Conditional GAN

Model

Here a schema of the generator architecture : generator

The different models are defined in model.py.

I choose to work with a DCGAN architecture to try to learn the image manifold. Using GAN as a generative model have the advantage of producing sharp images, unlike variational auto-encoder for example.

I wanted to learn the tensorflow library. This library is actively maintained by Google, and is on the way to be a good buisness solution for market product deep learning application.

I started with a working implementation of a DCGAN that I found on github.

To test it on our task, I first trained it to generate full 64x64 images without conditioning. I didn’t get good results, the MSCOCO images having great variance, the models didn’t show promising results.

Conditioning

Border

The first condition is the border. The network must learn to integrate the border information as :

  • a scene description, the border must give hints on the content and the structure of the image.
  • a continuity constraint on the reconstructed 64x64 images.

I use convolution on the border with skip connection to the same size deconvolution layer, where I concatenate the channels.

The output of the convolution layers is flatten and concatenate to the initial noise and the captions embeddings.

The discriminator is not conditioned on the border, instead, the border and the center are merged before entering the discriminator.

Captions

The captions are first preprocessed into embeddings into a 1024 dims vector space. I have used a model I found on github trained on the same dataset, MSCOCO. In this model, images and sentences are mapped into a common vector space, where the sentence representation is computed using LSTM.

The captions embeddings are concatenate with the noise vector in the generator, and in the discriminator, it is concatenate just before the MLP layers.

Training

I have trained the model with Adam optimizer with a learning rate of 0.0002 and the beta1 parameter set to 0.5.

Discriminator loss

Here the loss of the discriminator: Ld = 0.5*Ld_real + 0.25*(Ld_fake_captions + Ld_generator_imgs)

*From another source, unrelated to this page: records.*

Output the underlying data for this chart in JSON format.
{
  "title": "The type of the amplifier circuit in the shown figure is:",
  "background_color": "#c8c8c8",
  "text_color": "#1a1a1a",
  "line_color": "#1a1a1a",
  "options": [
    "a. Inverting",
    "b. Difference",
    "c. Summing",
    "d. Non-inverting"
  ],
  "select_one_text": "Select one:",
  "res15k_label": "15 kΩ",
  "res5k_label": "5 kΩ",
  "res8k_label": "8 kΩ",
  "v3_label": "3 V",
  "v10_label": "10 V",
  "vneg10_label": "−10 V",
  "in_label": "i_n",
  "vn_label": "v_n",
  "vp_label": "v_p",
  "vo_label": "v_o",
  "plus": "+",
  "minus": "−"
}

  • Ld_real is the loss of predicting the accept class for image taken from the training set and a random linear combination of his associated captions. I have add some label smoothing (try to predict 0.9 +/-0.1).
  • Ld_fake_captions is the loss of predicting the refuse class for image taken from the training with a random caption embedding.
  • Ld_generator_imgs is the loss of predicting the refuse class for image generated by the generator.

Generator loss

The generator is trained to fool the discriminator, to predict the accept class with his generated images.

GPU

I have use Amazon instance to train my models. I used p2.xlarge instance, which are equipped with NVIDIA K80 GPU. I trained this model for 10 epoch for 2 days.

Training set

The model is train on a training set made of 110000 examples. I have merged the training set and 99% of the validation set. I have done that because I don’t have a performance metric, so I will evaluate the model with my eyes. So I can do it with only 4000 examples.

Each example is made of:

  • An image of 64x64 pixels with three colours channels
  • A list of captions embeddings of variable dimension (n, 1024) where n is the number of captions associated with the image (5).

I have build an asynchronous input pipeline using tensorflow tf.Examples binary format, to leverage all the import code in the computation graph. You can find the dataset This give two major advantage :

  • The dataset is then a set of 60 tfrecords files, each files containing 4096 examples. The dataset is space efficient and fairly simple to manipulate.
  • The extraction of the examples can be defined directly in the computation graph, with a queue system. The examples are fed in the queues by threads.